Dengan kaki gemetaran, Ziya turun dan menghapus jejak air mata dari wajahnya. Perawat itu, mengarahkannya ke arah pintu keluar ruangan ini. Tanda bahwa keberadaannya tidak dibutuhkan lagi.
Dengan langkah kaki yang berat, Ziya menoleh ke arah sudut ruangan di mana pria itu berada. Pria itu berdiri membelakanginya dan memamerkan punggung bidang, yang seakan menjanjikan kehangatan dan rasa aman.
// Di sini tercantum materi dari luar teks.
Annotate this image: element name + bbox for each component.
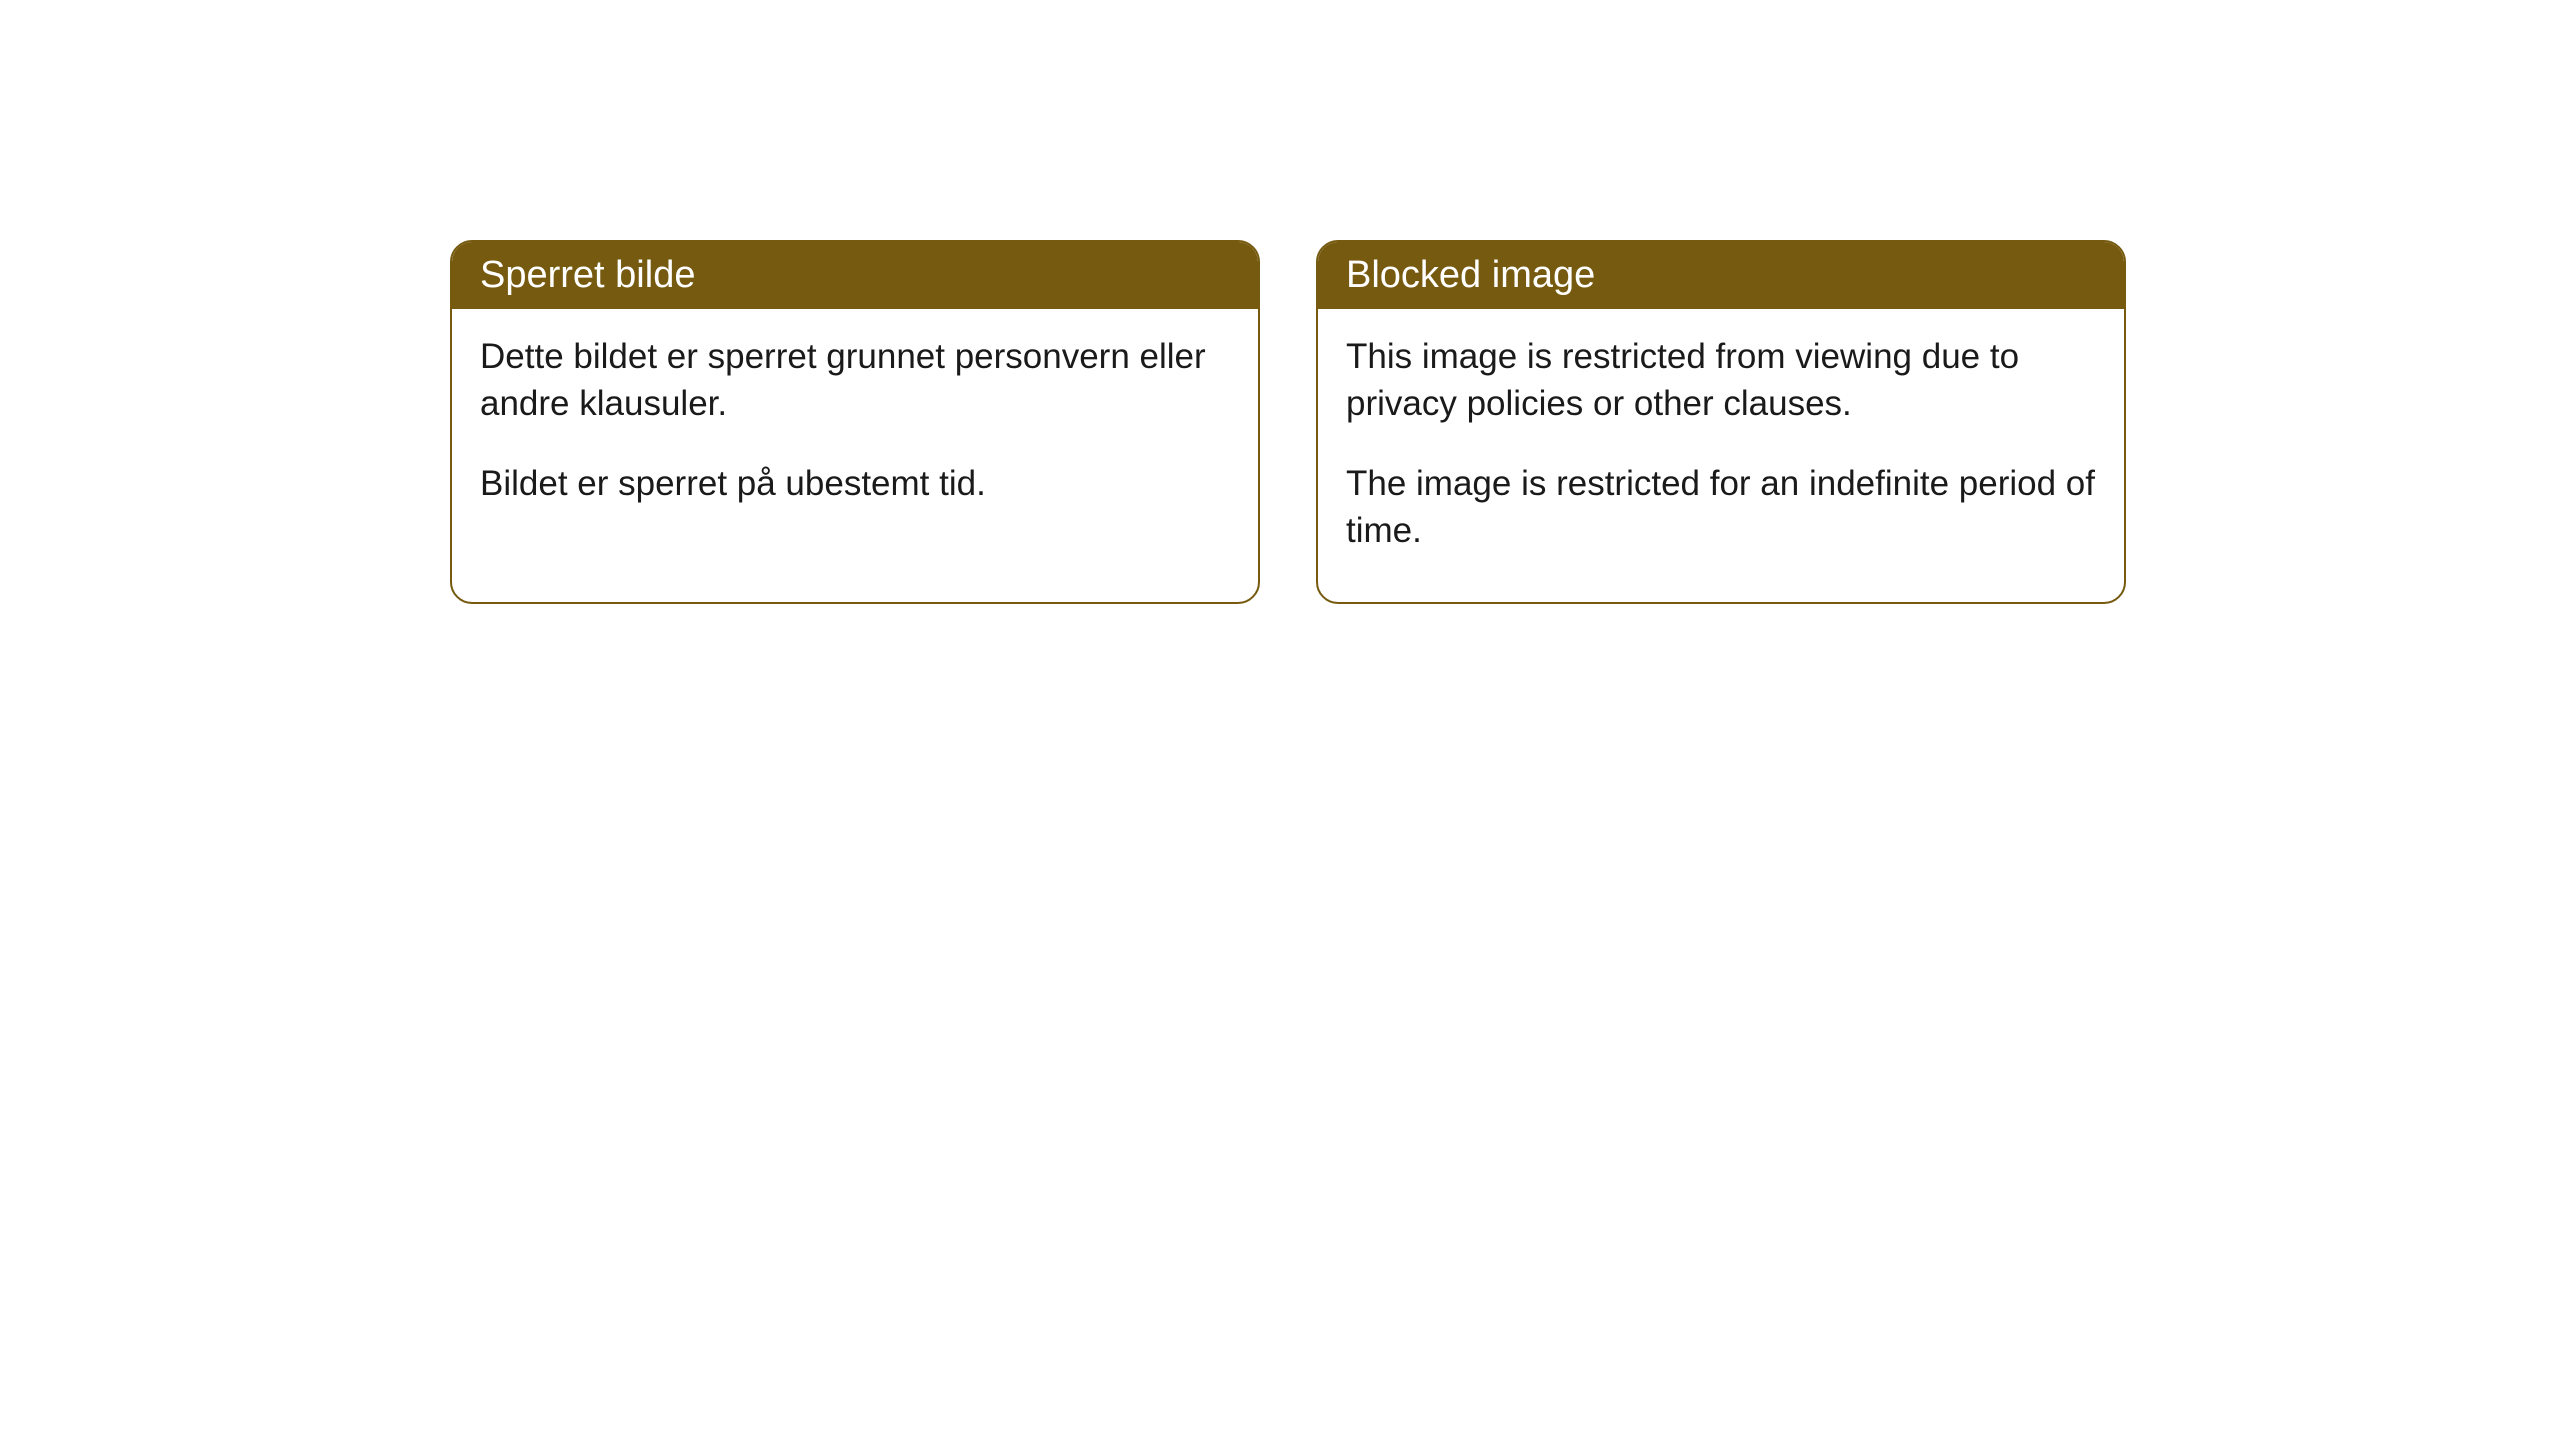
- card-body-norwegian: Dette bildet er sperret grunnet personve…: [452, 309, 1258, 555]
- card-paragraph-2-english: The image is restricted for an indefinit…: [1346, 460, 2096, 555]
- card-title-norwegian: Sperret bilde: [480, 254, 695, 296]
- card-header-norwegian: Sperret bilde: [452, 242, 1258, 309]
- cards-container: Sperret bilde Dette bildet er sperret gr…: [0, 0, 2560, 604]
- card-body-english: This image is restricted from viewing du…: [1318, 309, 2124, 602]
- card-paragraph-2-norwegian: Bildet er sperret på ubestemt tid.: [480, 460, 1230, 507]
- blocked-image-card-norwegian: Sperret bilde Dette bildet er sperret gr…: [450, 240, 1260, 604]
- card-header-english: Blocked image: [1318, 242, 2124, 309]
- card-paragraph-1-english: This image is restricted from viewing du…: [1346, 333, 2096, 428]
- card-title-english: Blocked image: [1346, 254, 1595, 296]
- card-paragraph-1-norwegian: Dette bildet er sperret grunnet personve…: [480, 333, 1230, 428]
- blocked-image-card-english: Blocked image This image is restricted f…: [1316, 240, 2126, 604]
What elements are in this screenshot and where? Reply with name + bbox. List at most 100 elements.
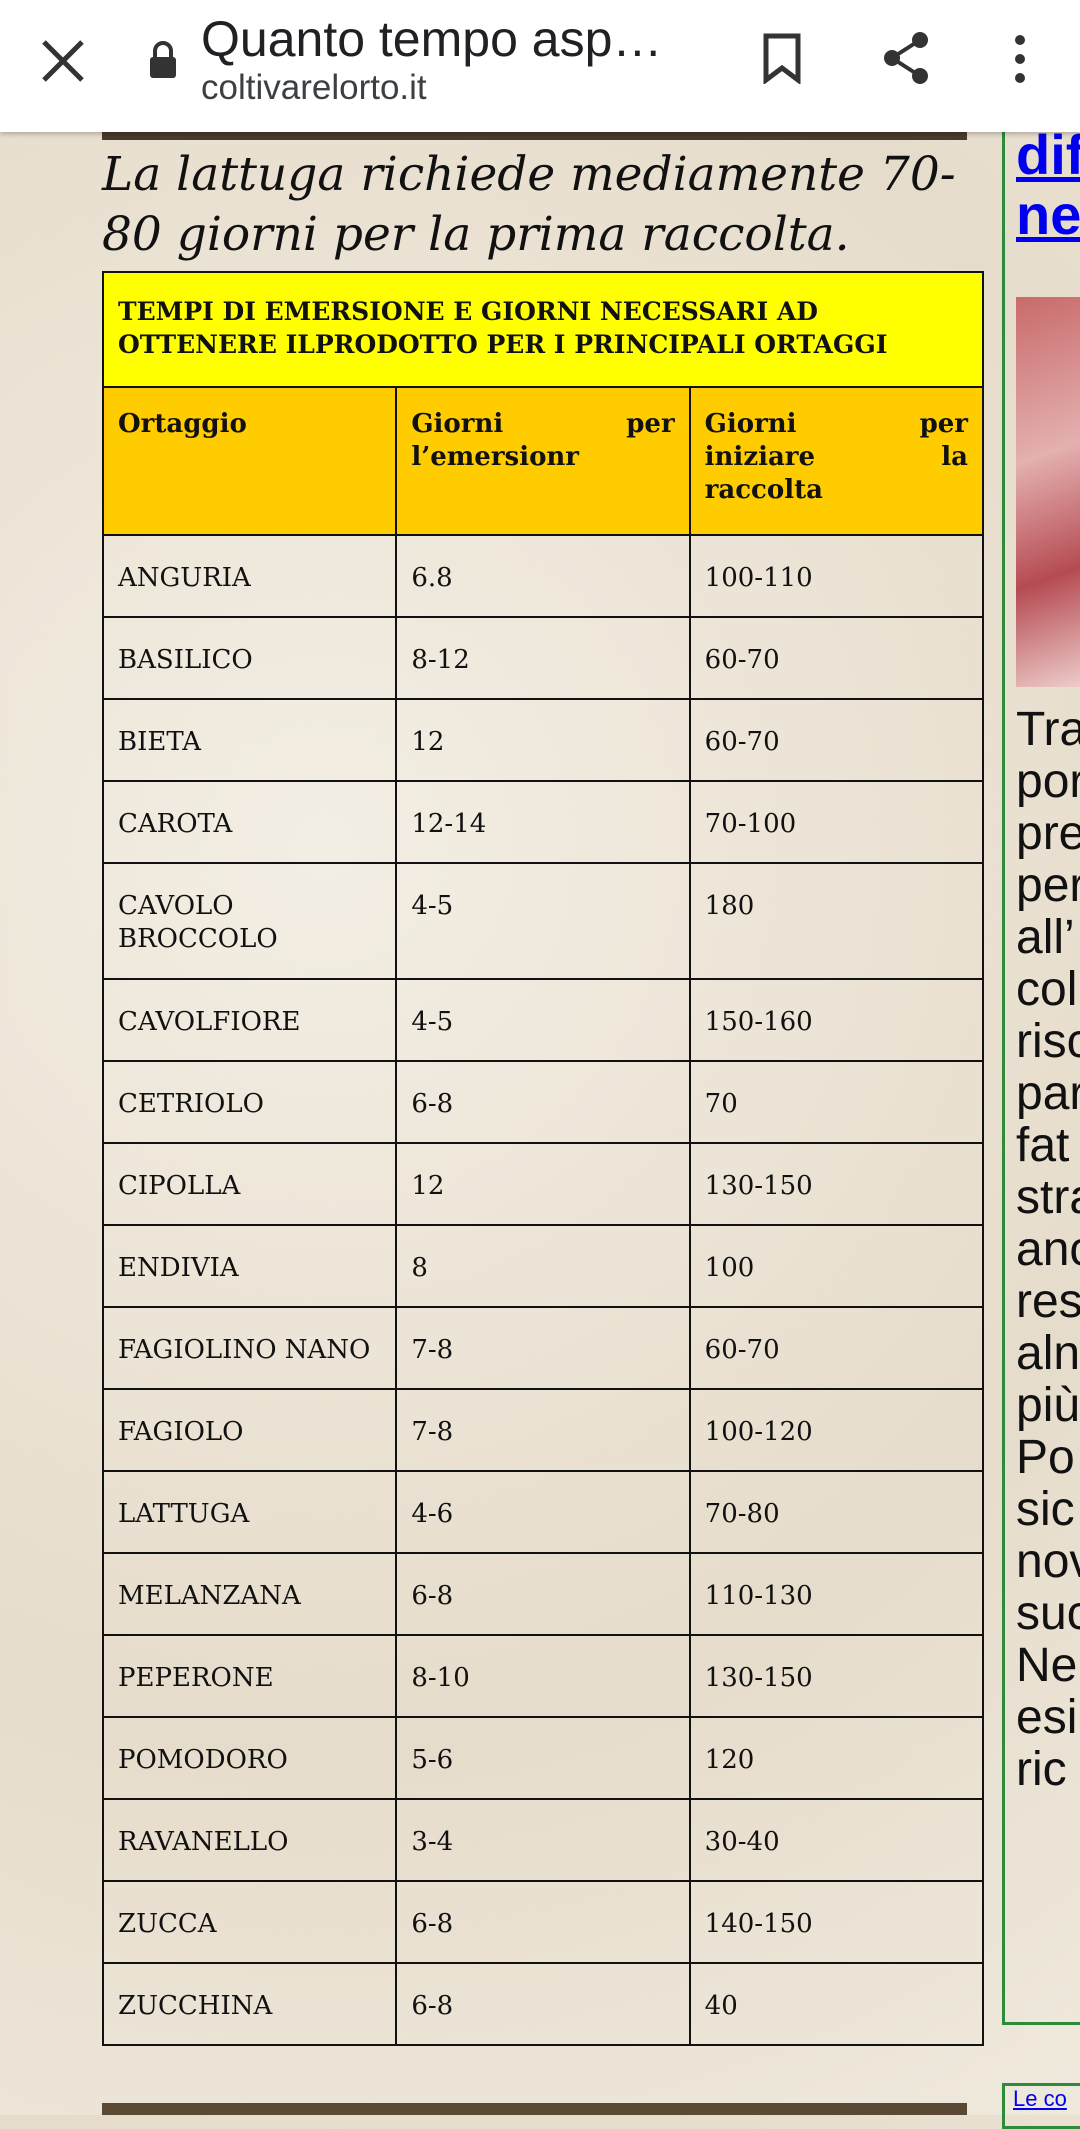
header-cell: Giorni per iniziare la raccolta: [688, 386, 985, 536]
image-edge: [102, 132, 967, 140]
table-row: CAROTA 12-14 70-100: [101, 780, 985, 864]
table-row: CAVOLO BROCCOLO 4-5 180: [101, 862, 985, 980]
table-cell: 130-150: [688, 1142, 985, 1226]
sidebar-text: por: [1016, 755, 1080, 808]
header-cell: Giorni per l’emersionr: [395, 386, 691, 536]
table-row: RAVANELLO 3-4 30-40: [101, 1798, 985, 1882]
table-cell: 8-12: [395, 616, 691, 700]
table-row: CAVOLFIORE 4-5 150-160: [101, 978, 985, 1062]
sidebar-text: Tra: [1016, 703, 1080, 756]
table-row: CETRIOLO 6-8 70: [101, 1060, 985, 1144]
sidebar-text: per: [1016, 859, 1080, 912]
table-cell: 120: [688, 1716, 985, 1800]
table-row: FAGIOLINO NANO 7-8 60-70: [101, 1306, 985, 1390]
sidebar-text: Po: [1016, 1431, 1075, 1484]
table-cell: POMODORO: [101, 1716, 398, 1800]
sidebar-text: aln: [1016, 1327, 1080, 1380]
table-cell: 70-80: [688, 1470, 985, 1554]
table-cell: 60-70: [688, 616, 985, 700]
table-cell: 130-150: [688, 1634, 985, 1718]
lock-icon: [150, 41, 176, 78]
table-row: BASILICO 8-12 60-70: [101, 616, 985, 700]
close-button[interactable]: [40, 38, 86, 84]
sidebar-text: esi: [1016, 1691, 1078, 1744]
table-cell: 12-14: [395, 780, 691, 864]
table-cell: MELANZANA: [101, 1552, 398, 1636]
table-cell: 4-5: [395, 978, 691, 1062]
sidebar-text: all’: [1016, 911, 1075, 964]
table-cell: ZUCCA: [101, 1880, 398, 1964]
table-cell: 4-6: [395, 1470, 691, 1554]
sidebar: dif ne Tra por pre per all’ col risc par fat str a…: [1002, 123, 1080, 2025]
table-row: ANGURIA 6.8 100-110: [101, 534, 985, 618]
table-row: LATTUGA 4-6 70-80: [101, 1470, 985, 1554]
data-table: TEMPI DI EMERSIONE E GIORNI NECESSARI AD…: [101, 271, 985, 2046]
table-row: PEPERONE 8-10 130-150: [101, 1634, 985, 1718]
table-cell: CETRIOLO: [101, 1060, 398, 1144]
table-cell: 110-130: [688, 1552, 985, 1636]
table-cell: 6-8: [395, 1552, 691, 1636]
page-url[interactable]: coltivarelorto.it: [201, 68, 427, 107]
table-cell: CAROTA: [101, 780, 398, 864]
table-cell: 6.8: [395, 534, 691, 618]
table-cell: 7-8: [395, 1388, 691, 1472]
table-row: MELANZANA 6-8 110-130: [101, 1552, 985, 1636]
sidebar-text: più: [1016, 1379, 1080, 1432]
sidebar-text: anc: [1016, 1223, 1080, 1276]
sidebar-text: nov: [1016, 1535, 1080, 1588]
table-cell: 6-8: [395, 1060, 691, 1144]
header-cell: Ortaggio: [101, 386, 398, 536]
share-button[interactable]: [880, 30, 934, 86]
header-row: Ortaggio Giorni per l’emersionr Giorni p…: [101, 386, 985, 536]
sidebar-text: fat: [1016, 1119, 1070, 1172]
sidebar-text: ric: [1016, 1743, 1067, 1796]
image-edge: [102, 2103, 967, 2115]
table-cell: 40: [688, 1962, 985, 2046]
table-cell: CAVOLO BROCCOLO: [101, 862, 398, 980]
table-cell: 7-8: [395, 1306, 691, 1390]
sidebar-link[interactable]: ne: [1016, 183, 1080, 246]
caption-row: TEMPI DI EMERSIONE E GIORNI NECESSARI AD…: [102, 271, 984, 388]
table-cell: 3-4: [395, 1798, 691, 1882]
bookmark-button[interactable]: [760, 32, 804, 84]
table-caption: TEMPI DI EMERSIONE E GIORNI NECESSARI AD…: [102, 271, 984, 388]
table-cell: 60-70: [688, 1306, 985, 1390]
table-cell: 60-70: [688, 698, 985, 782]
table-cell: 5-6: [395, 1716, 691, 1800]
sidebar-image: [1016, 297, 1080, 687]
table-cell: 100-110: [688, 534, 985, 618]
sidebar-text: risc: [1016, 1015, 1080, 1068]
table-cell: 12: [395, 698, 691, 782]
table-cell: 150-160: [688, 978, 985, 1062]
sidebar-text: pre: [1016, 807, 1080, 860]
table-cell: BASILICO: [101, 616, 398, 700]
table-cell: 180: [688, 862, 985, 980]
sidebar-text: sic: [1016, 1483, 1075, 1536]
table-row: CIPOLLA 12 130-150: [101, 1142, 985, 1226]
sidebar-text: suc: [1016, 1587, 1080, 1640]
table-cell: 70-100: [688, 780, 985, 864]
table-cell: ENDIVIA: [101, 1224, 398, 1308]
browser-bar: Quanto tempo asp… coltivarelorto.it: [0, 0, 1080, 132]
table-row: ZUCCHINA 6-8 40: [101, 1962, 985, 2046]
table-cell: ANGURIA: [101, 534, 398, 618]
bottom-link[interactable]: Le co: [1002, 2083, 1080, 2129]
sidebar-text: Ne: [1016, 1639, 1078, 1692]
table-cell: 12: [395, 1142, 691, 1226]
table-cell: 8: [395, 1224, 691, 1308]
page-title[interactable]: Quanto tempo asp…: [201, 11, 663, 67]
sidebar-text: col: [1016, 963, 1078, 1016]
table-cell: 4-5: [395, 862, 691, 980]
sidebar-link[interactable]: dif: [1016, 123, 1080, 186]
table-row: ZUCCA 6-8 140-150: [101, 1880, 985, 1964]
table-cell: FAGIOLO: [101, 1388, 398, 1472]
table-cell: 70: [688, 1060, 985, 1144]
menu-button[interactable]: [1010, 34, 1030, 84]
table-cell: 140-150: [688, 1880, 985, 1964]
sidebar-text: res: [1016, 1275, 1080, 1328]
table-cell: 6-8: [395, 1880, 691, 1964]
table-row: ENDIVIA 8 100: [101, 1224, 985, 1308]
table-cell: BIETA: [101, 698, 398, 782]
"Nona, silakan keluar." Kembali, suara si perawat membangunkan Ziya dari lamunannya. Mengangguk dan kemudian melangkah keluar meninggalkan ruangan itu, dengan berat hati.
Seperti biasa, di depan ruangan sudah ada pelayan yang menunggu dan mendampinginya untuk kembali ke dalam kamar.
....
Kembali ke ruangan di mana Dastan berada.
Keningnya mengernyit dan bibirnya terkatup rapat, membentuk satu garis lurus. Butuh usaha keras, untuk tidak berlari ke arah wanita itu dan merengkuhnya ke dalam pelukan.
Rasa apa ini? Seumur hidupnya, ia tidak pernah bereaksi seperti ini. Rasa rindu, membuatnya hampir lepas kendali, mungkin gila.
Di samping itu, nafsunya juga menggedor-gedor dan membuatnya cukup khawatir.
"Sekitar 38 minggu lagi, wanita itu akan melahirkan. Mungkin bisa lebih awal, maupun sebaliknya. Namun, lebih baik melahirkan saat janin sudah cukup bulan. Karena itu, pastikan selama masa kehamilan asupan gizi cukup dan suasana hati gadis itu baik," jelas sang dokter.
Tuan Besar Ryzadrd, tersenyum tipis. la senang, walaupun masih harus menunggu selama itu. Untuk itu, ia sendiri harus memastikan putranya Darren. , tidak lagi berhubungan dengan wanita itu.
Akan sulit, tapi ia yakin dapat menyadarkan putranya dari kegilaan sesaat ini. Oleh karena itu, ia membuka suara dan bertanya kepada sang Dokter.
"Untuk awal kehamilan, apakah ada larangan?" tanya Tuan Besar Ryzadrd.
"Jangan terlalu lelah, karena usia kehamilan masih begitu muda dan rentan keguguran. Selainitu, hubungan badan dilarang selama usia kehamilan trisemester pertama. Dan disarankan hubungan badan dilakukan saat usia kandungan sudah di atas 16 minggu," jelas
sang Dokter, menjawab pertanyaan dari Tuan Besar Ryzadrd.
Tuan Besar Zhang, tidak mampu menahan senyuman di wajahnya.